While Ray's blunt and sarcastic tone in his writings threw me off at first, I came around to discover the real meaning behind his writings and teachings. Ever since coming to terms with these teachings, I have found some comfort and not fearing of being tortured in hell for all eternity or any of the people I care about being tortured for all eternity. Unfortunately, it can be lonely sometimes since I feel like I am the only one in my area (especially of my age group) who have discovered these teachings. I don't think they would if I told them because "because seeing they do not see, and hearing they do not hear, nor understand". Even in my family, I am the only one who knows or even cares about it. Although my family claims to be Roman Catholic, they are more of the Unitarian "it doesn't matter what you believe as long as you are a good person" despite the fact Jesus said, "I am the way, and the truth, and the life, no one doth come unto the Father, if not through me". My only mother said that when we discussed this that only bad people are going to be tormented and I can see I will definitely suffer persecution when the time comes for the truth to come fully out into the light. I have not discussed this much with them for I feel they are way spiritually immature. So while they may never know what discovering this has done for me, I can certainly say it has done a lot and I may still have a long way to go, but it's good to start now.

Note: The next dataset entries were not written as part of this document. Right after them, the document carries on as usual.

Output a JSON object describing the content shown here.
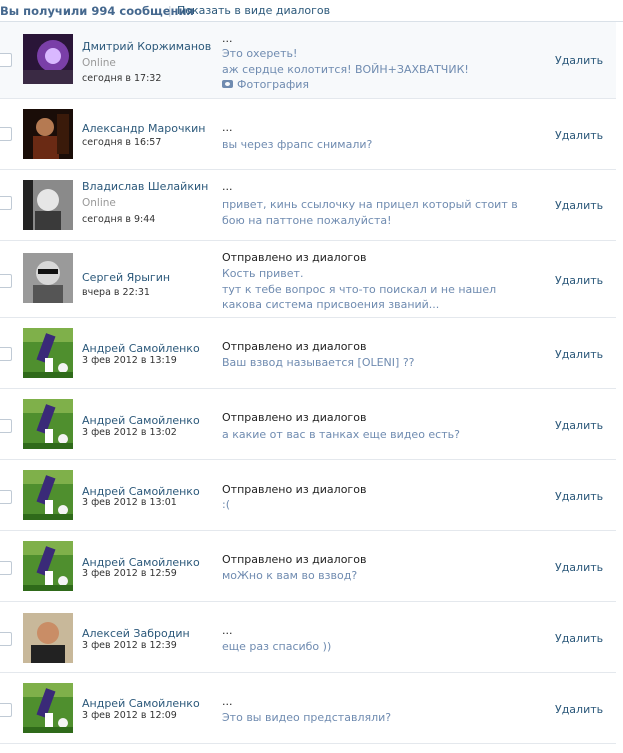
{
  "header": {
    "count_text": "Вы получили 994 сообщения",
    "separator": "|",
    "dialogs_link": "Показать в виде диалогов"
  },
  "delete_label": "Удалить",
  "messages": [
    {
      "name": "Дмитрий Коржиманов",
      "status": "Online",
      "date": "сегодня в 17:32",
      "subject": "...",
      "body": "Это охереть!\nаж сердце колотится! ВОЙН+ЗАХВАТЧИК!",
      "attachment": "Фотография",
      "avatar": "purple-glow"
    },
    {
      "name": "Александр Марочкин",
      "status": "",
      "date": "сегодня в 16:57",
      "subject": "...",
      "body": "вы через фрапс снимали?",
      "attachment": "",
      "avatar": "dark-red"
    },
    {
      "name": "Владислав Шелайкин",
      "status": "Online",
      "date": "сегодня в 9:44",
      "subject": "...",
      "body": "привет, кинь ссылочку на прицел который стоит в бою на паттоне пожалуйста!",
      "attachment": "",
      "avatar": "bw-portrait"
    },
    {
      "name": "Сергей Ярыгин",
      "status": "",
      "date": "вчера в 22:31",
      "subject": "Отправлено из диалогов",
      "body": "Кость привет.\nтут к тебе вопрос я что-то поискал и не нашел какова система присвоения званий...",
      "attachment": "",
      "avatar": "sunglasses"
    },
    {
      "name": "Андрей Самойленко",
      "status": "",
      "date": "3 фев 2012 в 13:19",
      "subject": "Отправлено из диалогов",
      "body": "Ваш взвод называется [OLENI] ??",
      "attachment": "",
      "avatar": "football"
    },
    {
      "name": "Андрей Самойленко",
      "status": "",
      "date": "3 фев 2012 в 13:02",
      "subject": "Отправлено из диалогов",
      "body": "а какие от вас в танках еще видео есть?",
      "attachment": "",
      "avatar": "football"
    },
    {
      "name": "Андрей Самойленко",
      "status": "",
      "date": "3 фев 2012 в 13:01",
      "subject": "Отправлено из диалогов",
      "body": ":(",
      "attachment": "",
      "avatar": "football"
    },
    {
      "name": "Андрей Самойленко",
      "status": "",
      "date": "3 фев 2012 в 12:59",
      "subject": "Отправлено из диалогов",
      "body": "моЖно к вам во взвод?",
      "attachment": "",
      "avatar": "football"
    },
    {
      "name": "Алексей Забродин",
      "status": "",
      "date": "3 фев 2012 в 12:39",
      "subject": "...",
      "body": "еще раз спасибо ))",
      "attachment": "",
      "avatar": "man-photo"
    },
    {
      "name": "Андрей Самойленко",
      "status": "",
      "date": "3 фев 2012 в 12:09",
      "subject": "...",
      "body": "Это вы видео представляли?",
      "attachment": "",
      "avatar": "football"
    }
  ]
}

I know this sounds wordy, but point blank: I am just so grateful to God for leading me to this sight. Now I feel like while the world is in a real state of chaos, God is in control and not man, which I wouldn't want it any other way. Also, I want to say how grateful I am to find those of a like mind and it certainly feels a bit less lonely even though I have never met any of you in person (God willing, hopefully someday that won't be true).